Le 28 octobre 2022, en visio conférence, une présentation du programme de recherche et d’évaluation de l’anguille en Méditerranée était faite par la CGPM (Commission Générale des Pêches en Méditerranée). Près de de 130 participants ont participé à ce webinaire : « Associer les scientifiques et les pêcheurs au processus de collecte de données et de gestion de l’anguille d’Europe en Méditerranée ».
Ce programme de recherche s’est focalisé sur les écosystèmes lagunaires : écosystèmes où les données sont moins partielles et dans lesquels la pêche de l’anguille s’est développée sur le pourtour méditerranéen. Ces études ne prennent pas en compte les écosystèmes fluviaux et d’interfaces entre le bassin versant et la mer alors que ces écosystèmes sont très vraisemblablement des aires de production importantes pour l’anguille : Rhône, Ebre, Medjerda, Pô, Nil,…
Les résultats des calculs effectués par une modélisation des données non détaillée dans ce forum paraissent sur plusieurs points incohérents :
1 – Effet du repeuplement sur l’ensemble des sites (à la densité de 1g/ha) – augmentation de 3,2% de l’échappement en 2030. Le problème soulevé pour ce calcul est l’utilisation d’une densité de 3 civelles par hectare, ce qui est totalement inopérant. A l’échelle des lagunes méditerranéennes françaises cela ferait 58 kg de civelles à immerger. Pour le lac d’Aureilhan en Nouvelle-Aquitaine, la densité utilisée est de 1800 civelles par hectare.

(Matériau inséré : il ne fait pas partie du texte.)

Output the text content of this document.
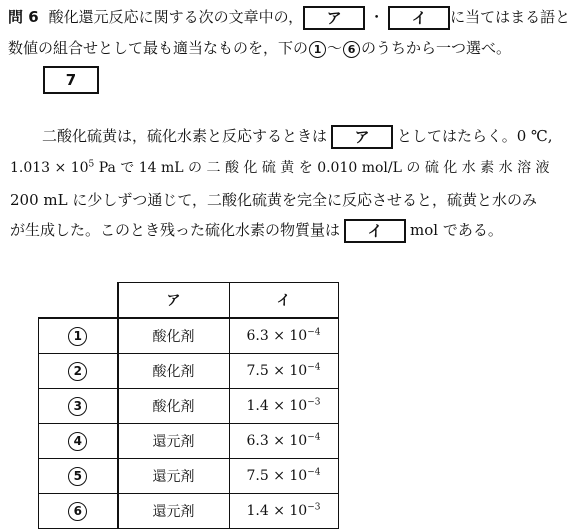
問 6 酸化還元反応に関する次の文章中の， ア ・ イ に当てはまる語と
数値の組合せとして最も適当なものを，下の 1 ～ 6 のうちから一つ選べ。
7
二酸化硫黄は，硫化水素と反応するときは ア としてはたらく。0 ℃,
$1.013 \times 10^5$ Pa で 14 mL の 二 酸 化 硫 黄 を 0.010 mol/L の 硫 化 水 素 水 溶 液
200 mL に少しずつ通じて，二酸化硫黄を完全に反応させると，硫黄と水のみ
が生成した。このとき残った硫化水素の物質量は イ mol である。
	ア	イ
1	酸化剤	$6.3 \times 10^{-4}$
2	酸化剤	$7.5 \times 10^{-4}$
3	酸化剤	$1.4 \times 10^{-3}$
4	還元剤	$6.3 \times 10^{-4}$
5	還元剤	$7.5 \times 10^{-4}$
6	還元剤	$1.4 \times 10^{-3}$
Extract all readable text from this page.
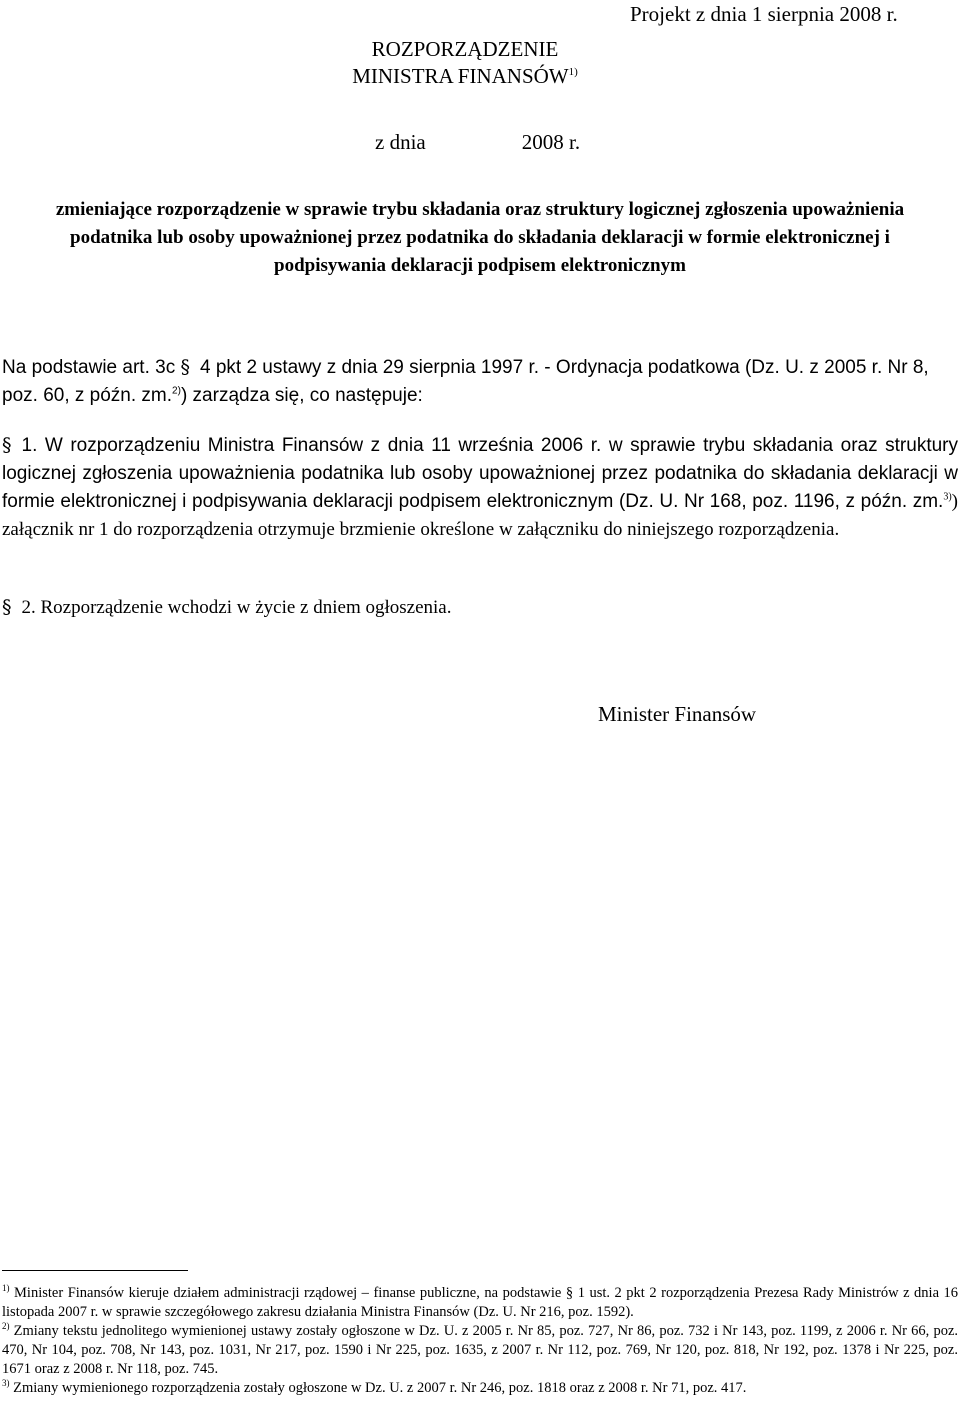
Projekt z dnia 1 sierpnia 2008 r.
ROZPORZĄDZENIE
MINISTRA FINANSÓW$^{1)}$
z dnia	2008 r.
zmieniające rozporządzenie w sprawie trybu składania oraz struktury logicznej zgłoszenia upoważnienia podatnika lub osoby upoważnionej przez podatnika do składania deklaracji w formie elektronicznej i podpisywania deklaracji podpisem elektronicznym
Na podstawie art. 3c § 4 pkt 2 ustawy z dnia 29 sierpnia 1997 r. - Ordynacja podatkowa (Dz. U. z 2005 r. Nr 8, poz. 60, z późn. zm.$^{2)}$) zarządza się, co następuje:
§ 1. W rozporządzeniu Ministra Finansów z dnia 11 września 2006 r. w sprawie trybu składania oraz struktury logicznej zgłoszenia upoważnienia podatnika lub osoby upoważnionej przez podatnika do składania deklaracji w formie elektronicznej i podpisywania deklaracji podpisem elektronicznym (Dz. U. Nr 168, poz. 1196, z późn. zm.$^{3)}$) załącznik nr 1 do rozporządzenia otrzymuje brzmienie określone w załączniku do niniejszego rozporządzenia.
§ 2. Rozporządzenie wchodzi w życie z dniem ogłoszenia.
Minister Finansów

$^{1)}$ Minister Finansów kieruje działem administracji rządowej – finanse publiczne, na podstawie § 1 ust. 2 pkt 2 rozporządzenia Prezesa Rady Ministrów z dnia 16 listopada 2007 r. w sprawie szczegółowego zakresu działania Ministra Finansów (Dz. U. Nr 216, poz. 1592).

$^{2)}$ Zmiany tekstu jednolitego wymienionej ustawy zostały ogłoszone w Dz. U. z 2005 r. Nr 85, poz. 727, Nr 86, poz. 732 i Nr 143, poz. 1199, z 2006 r. Nr 66, poz. 470, Nr 104, poz. 708, Nr 143, poz. 1031, Nr 217, poz. 1590 i Nr 225, poz. 1635, z 2007 r. Nr 112, poz. 769, Nr 120, poz. 818, Nr 192, poz. 1378 i Nr 225, poz. 1671 oraz z 2008 r. Nr 118, poz. 745.

$^{3)}$ Zmiany wymienionego rozporządzenia zostały ogłoszone w Dz. U. z 2007 r. Nr 246, poz. 1818 oraz z 2008 r. Nr 71, poz. 417.
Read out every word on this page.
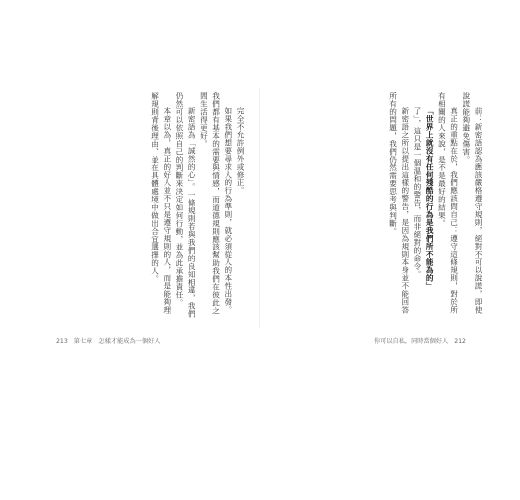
前：新密語認為應該嚴格遵守規則，絕對不可以說謊，即使說謊能夠避免傷害。

真正的重點在於，我們應該問自己：遵守這條規則，對於所有相關的人來說，是不是最好的結果。

「世界上就沒有任何殘酷的行為是我們所不能為的」

了」，這只是一個溫和的警告，而非絕對的命令。

新密語之所以提出這樣的警告，是因為規則本身並不能回答所有的問題，我們仍然需要思考與判斷。

完全不允許例外或修正。

如果我們想要尋求人的行為準則，就必須從人的本性出發。我們都有基本的需要與情感，而道德規則應該幫助我們在彼此之間生活得更好。

新密語為「誠然的心」。一條規則若與我們的良知相違，我們仍然可以依照自己的判斷來決定如何行動，並為此承擔責任。

本章以為，真正的好人並不只是遵守規則的人，而是能夠理解規則背後理由、並在具體處境中做出合宜選擇的人。

213 第七章　怎樣才能成為一個好人	你可以自私，同時當個好人 212
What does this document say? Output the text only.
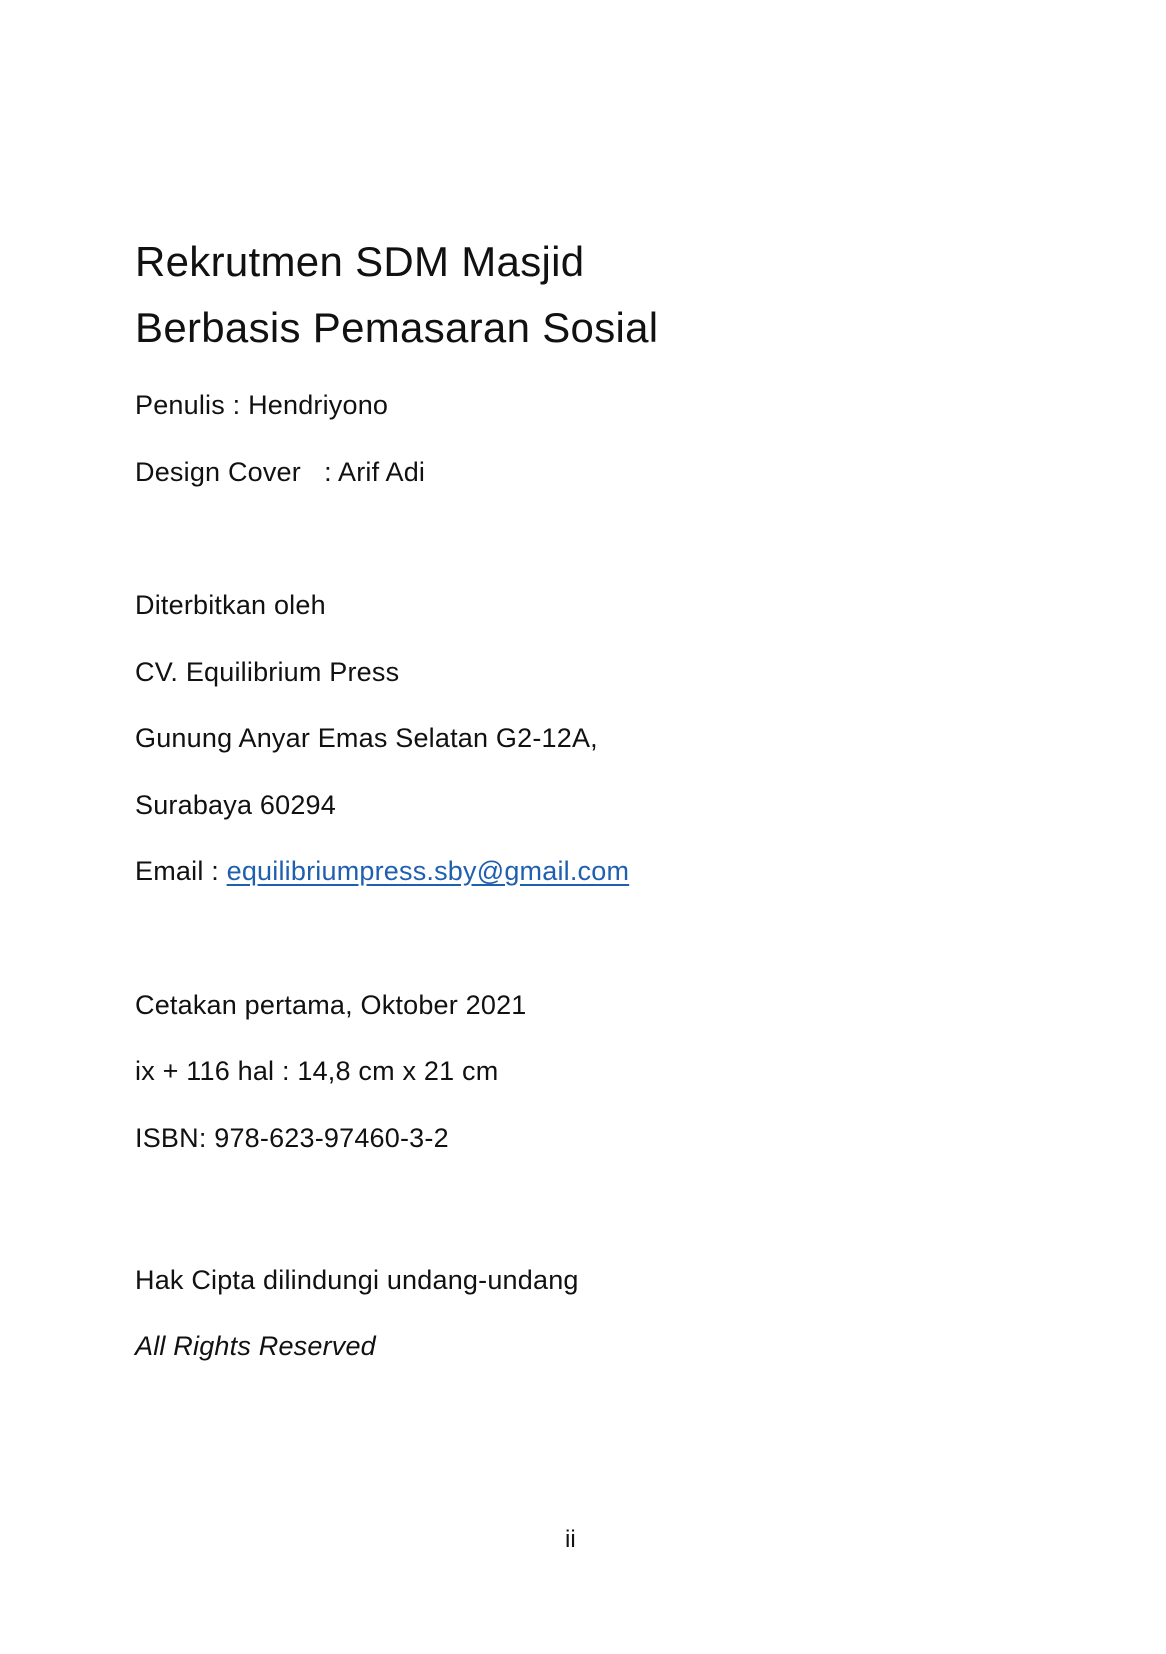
Rekrutmen SDM Masjid
Berbasis Pemasaran Sosial
Penulis : Hendriyono
Design Cover   : Arif Adi
Diterbitkan oleh
CV. Equilibrium Press
Gunung Anyar Emas Selatan G2-12A,
Surabaya 60294
Email : equilibriumpress.sby@gmail.com
Cetakan pertama, Oktober 2021
ix + 116 hal : 14,8 cm x 21 cm
ISBN: 978-623-97460-3-2
Hak Cipta dilindungi undang-undang
All Rights Reserved
ii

2- Rétablissement de la continuité écologique – augmentation de 0,4% de l’échappement (quantité d’anguilles argentées) en 2030. De manière lapidaire, c’est donner un très mauvais signal à ceux qui érigent des obstacles partout et qui vont continuer à le faire dans les pays méditerranéens qui sont sous tension en ce qui concerne leurs approvisionnements en eau. Le groupe de travail a précisé que cela ne s’appliquait qu’aux lagunes. Certes, mais en laissant trainer ce type de document alors que cela n’est pas très bien précisé dans le rapport, on risque d’avoir des mauvaises interprétations sur un facteur de pression qui est vital pour le devenir de l’anguille.
3 – Interdiction totale de la pêche – augmentation de 109,7% de l’échappement en 2030. A vérifier tout de même car en l’état actuel et avec les données que l’on possède sur les taux d’exploitation dans les lagunes méditerranéennes, on ne « sauverait » en fait que 20% de l’échappement qui serait en outre dilué à l’échelle de l’aire de répartition avec un recrutement résultant complètement dispersé de la Mauritanie à la Norvège. En bref, et pour être très clair: voir un effet de cette mesure 3 ans après l’arrêt de la pêche (conseillé par le groupe de recherche pour évaluer la mesure) est illusoire et conduira à reconduire l’arrêt total de la pêche. Mieux vaut prévenir tout de suite les entreprises impactées et qui le seront clairement pour rien alors que les civelles s’accumulent bien souvent devant les pieds d’obstacles construits à l’embouchure des fleuves et rivières.
A titre d’exemple, le Rhône où il n’y a jamais eu de pêche de civelles à l’embouchure, où la pêche professionnelle de l’anguille est résiduelle depuis 15 ans, ne voit, aux dires de l’administration et de l’Office Français sur la Biodiversité, pas sa situation s’améliorer.
Comme le Conseil International pour l’Exploration de la Mer (CIEM), la CGPM ne replace pas la gestion de l’anguille dans le cadre plus général de la gestion de l’eau et de la restauration des habitats, cadre fort détérioré et qui doit être replacé pour la Méditerranée dans celui plus large du Plan d’Action pour la Méditerranée (PAM) et du Plan Bleu.
Beaucoup d’intervenants ont insisté sur ce point et ont demandé à ce que la gestion raisonnée de l’eau et la restauration des habitats soient un préalable à toutes contraintes supplémentaires sur la pêche. Il en va non seulement de l’avenir de l’anguille, mais aussi d’une gestion plus écologique de nos écosystèmes aquatiques dans un cadre de développement qui n’a de durable que le nom.